The New Plymouth fire brigade was called to the Snug Lounge, which opened in 2011 as part of the multimillion-dollar redevelopment of the White Hart Hotel in the city's CBD, at 11.48pm on Friday.
Patrons from the bar, which is connected to pizza and craft beer restaurant Ms White's and King and Queen Hotel Suits, had to leave while firefighters, who were on site for about 10 minutes, investigated what caused the alarm to go off.
After the commotion the bar's owners took to Facebook in an attempt to identify the culprits.
"It's disappointing to have to approach social media on this basis however on Friday night someone thought it humorous to set off the fire alarm in the bathrooms at Snug Lounge," the post said.
It appealed for anyone with information about the offender to come forward and set out the costs it expected to face.
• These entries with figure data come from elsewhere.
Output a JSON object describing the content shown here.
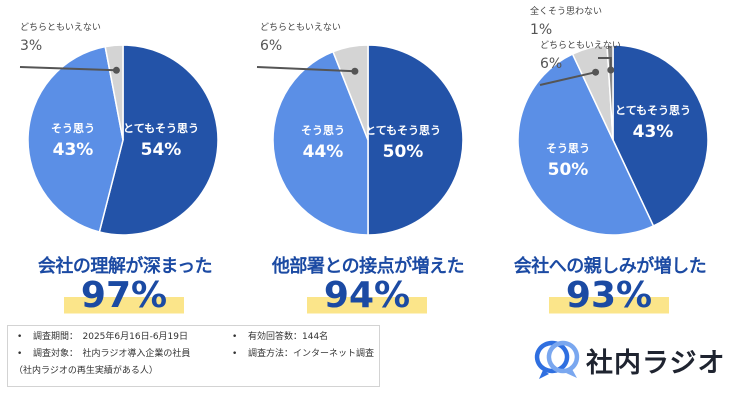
{
  "colors": {
    "strong": "#2353a8",
    "agree": "#5b8fe6",
    "neutral": "#d4d4d4",
    "disagree": "#8a8a8a",
    "accent": "#1b4aa3",
    "highlight": "#fbe58a"
  },
  "chart_data": [
    {
      "type": "pie",
      "title": "会社の理解が深まった",
      "headline_value": "97%",
      "slices": [
        {
          "label": "とてもそう思う",
          "value": 54,
          "value_text": "54%"
        },
        {
          "label": "そう思う",
          "value": 43,
          "value_text": "43%"
        },
        {
          "label": "どちらともいえない",
          "value": 3,
          "value_text": "3%"
        }
      ]
    },
    {
      "type": "pie",
      "title": "他部署との接点が増えた",
      "headline_value": "94%",
      "slices": [
        {
          "label": "とてもそう思う",
          "value": 50,
          "value_text": "50%"
        },
        {
          "label": "そう思う",
          "value": 44,
          "value_text": "44%"
        },
        {
          "label": "どちらともいえない",
          "value": 6,
          "value_text": "6%"
        }
      ]
    },
    {
      "type": "pie",
      "title": "会社への親しみが増した",
      "headline_value": "93%",
      "slices": [
        {
          "label": "とてもそう思う",
          "value": 43,
          "value_text": "43%"
        },
        {
          "label": "そう思う",
          "value": 50,
          "value_text": "50%"
        },
        {
          "label": "どちらともいえない",
          "value": 6,
          "value_text": "6%"
        },
        {
          "label": "全くそう思わない",
          "value": 1,
          "value_text": "1%"
        }
      ]
    }
  ],
  "survey": {
    "period": "調査期間：　2025年6月16日-6月19日",
    "respondents": "有効回答数：144名",
    "target": "調査対象：　社内ラジオ導入企業の社員",
    "target_note": "（社内ラジオの再生実績がある人）",
    "method": "調査方法：インターネット調査"
  },
  "brand": {
    "name": "社内ラジオ"
  }
}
"This ignorance has cost us significantly with call out fees for the Fire Brigade ($1000), security call-outs across neighbouring properties, unpaid tabs and the cost of repairs to the broken alarm."
However co-owner Gina Bryant said most people had returned to settle their bills and explained the establishment usually took credit card details before opening tabs for large groups anyway.
Pat Fitzell, Fire and Emergency New Zealand Taranaki area manager, said while the organisation did have the authority to bill companies who had ongoing problems with malfunctioning alarms they wouldn't be in this case.
"It appears to be a malicious false alarm, certainly for a case like that we won't be charging them," Fitzell said.
"You can't blame the property owners for something that's out of their control."
He said if the culprit was caught they could be charged for the callout.
Bryant was relieved to hear the fire brigade wouldn't be charging for the callout.
King and Queen Hotel Suits general manager Daniel Fleming said only a few hotel guests were evacuated.
"Only one of our blocks is actually connected to that [area] so it wasn't the main part of our hotel, it was only the left wing," Fleming said.
"We certainly treat the safety of our guests as our main priority."
The alarm had only forced the evacuation of four or five guests and everybody had been really good about it, he said.
"It wasn't a big disruption to us at all.
"They were all really good about it, in fact quite a few of them found it a bit exciting."
Fleming said it was a shame that someone had done something silly to cause the commotion.